И вдруг встал от стены мужик. До сих пор он сидел на скамейке и только смотрел, переводя свой хищный взгляд с одного на другого. Я его давно заметил и побаивался.
— А я вам вот как скажу. Кто не знает, что всякая власть от бога? А у нас пока власти нет никакой. Вот беда-то в чем. А что за власть, коли она против бога? Это не власть, а искушение одно. Бес этой советской властью да коммуной нас искушает.

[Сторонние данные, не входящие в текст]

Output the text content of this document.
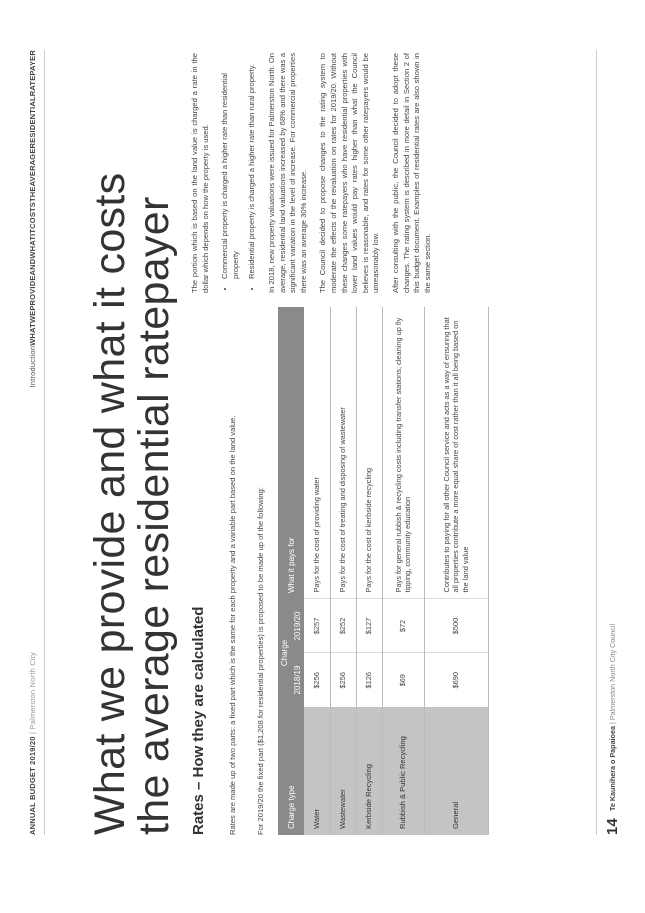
ANNUAL BUDGET 2019/20 | Palmerston North City
IntroductionWHATWEPROVIDEANDWHATITCOSTSTHEAVERAGERESIDENTIALRATEPAYER What we provide and what it costs the average residential ratepayer Rates – How they are calculated	Rates are made up of two parts: a fixed part which is the same for each property and a variable part based on the land value.	For 2019/20 the fixed part ($1,208 for residential properties) is proposed to be made up of the following:	Charge type	Charge		What it pays for
	2018/19	2019/20	
Water	$256	$257	Pays for the cost of providing water
Wastewater	$256	$252	Pays for the cost of treating and disposing of wastewater
Kerbside Recycling	$126	$127	Pays for the cost of kerbside recycling
Rubbish & Public Recycling	$69	$72	Pays for general rubbish & recycling costs including transfer stations, cleaning up fly tipping, community education
General	$690	$500	Contributes to paying for all other Council service and acts as a way of ensuring that all properties contribute a more equal share of cost rather than it all being based on the land value

The portion which is based on the land value is charged a rate in the dollar which depends on how the property is used. • Commercial property is charged a higher rate than residential property • Residential property is charged a higher rate than rural property. In 2018, new property valuations were issued for Palmerston North. On average, residential land valuations increased by 68% and there was a significant variation in the level of increase. For commercial properties there was an average 30% increase. The Council decided to propose changes to the rating system to moderate the effects of the revaluation on rates for 2019/20. Without these changes some ratepayers who have residential properties with lower land values would pay rates higher than what the Council believes is reasonable, and rates for some other ratepayers would be unreasonably low. After consulting with the public, the Council decided to adopt these changes. The rating system is described in more detail in Section 2 of this budget document. Examples of residential rates are also shown in the same section.

14
Te Kaunihera o Papaioea | Palmerston North City Council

— Ты смотри, звони да не зазванивайся.
— Бога забыли, вот что я скажу, — настаивает мужик на своем. — Всяк человек ходит, да не всякого бог водит. Не поддавайтесь, мужики. Дай черту волос, а он и за всю голову. Одно упование на бога: враг хочет голову снять, а бог и волоса не дает. Потеряли мы веру в бога, в царя и в отечество. А когда-то на святой Руси не без добрых людей было. А где теперь святая-то Русь наша: веры нет, царя свергли, а значит, и отечество отменили?
— Дак ведь так, верно, получается, — кто-то поддерживает со стороны.
Поворачивается святой мужик к Наталье Константиновне и вещает, видя поддержку:
— Вы беременны сеном, разродитесь соломою. Дыхание ваше — огонь, который пожрет вас.
Я замер от страха. Председатель встал, он поднялся всей своей мощью над скатертью, которой был накрыт стол, и произнес:
— Слышали, как врет? Будто блины печет. Только шипит. Не запугаешь! Эх, мужики, мужики! Если бы мы бога да богатых не боялись, жизнь-то какая была бы тоды! Вы только подумайте головой своей.
— Вот ты бога-то не боялся, дак без ноги пришел! — выкрикнул кто-то.
— Да я, если надо будет, так за советскую власть и другую ногу отдам, — ответил председатель. — Не жалко. За вас, за дураков, видно, придется отдать. Авось поумнеете.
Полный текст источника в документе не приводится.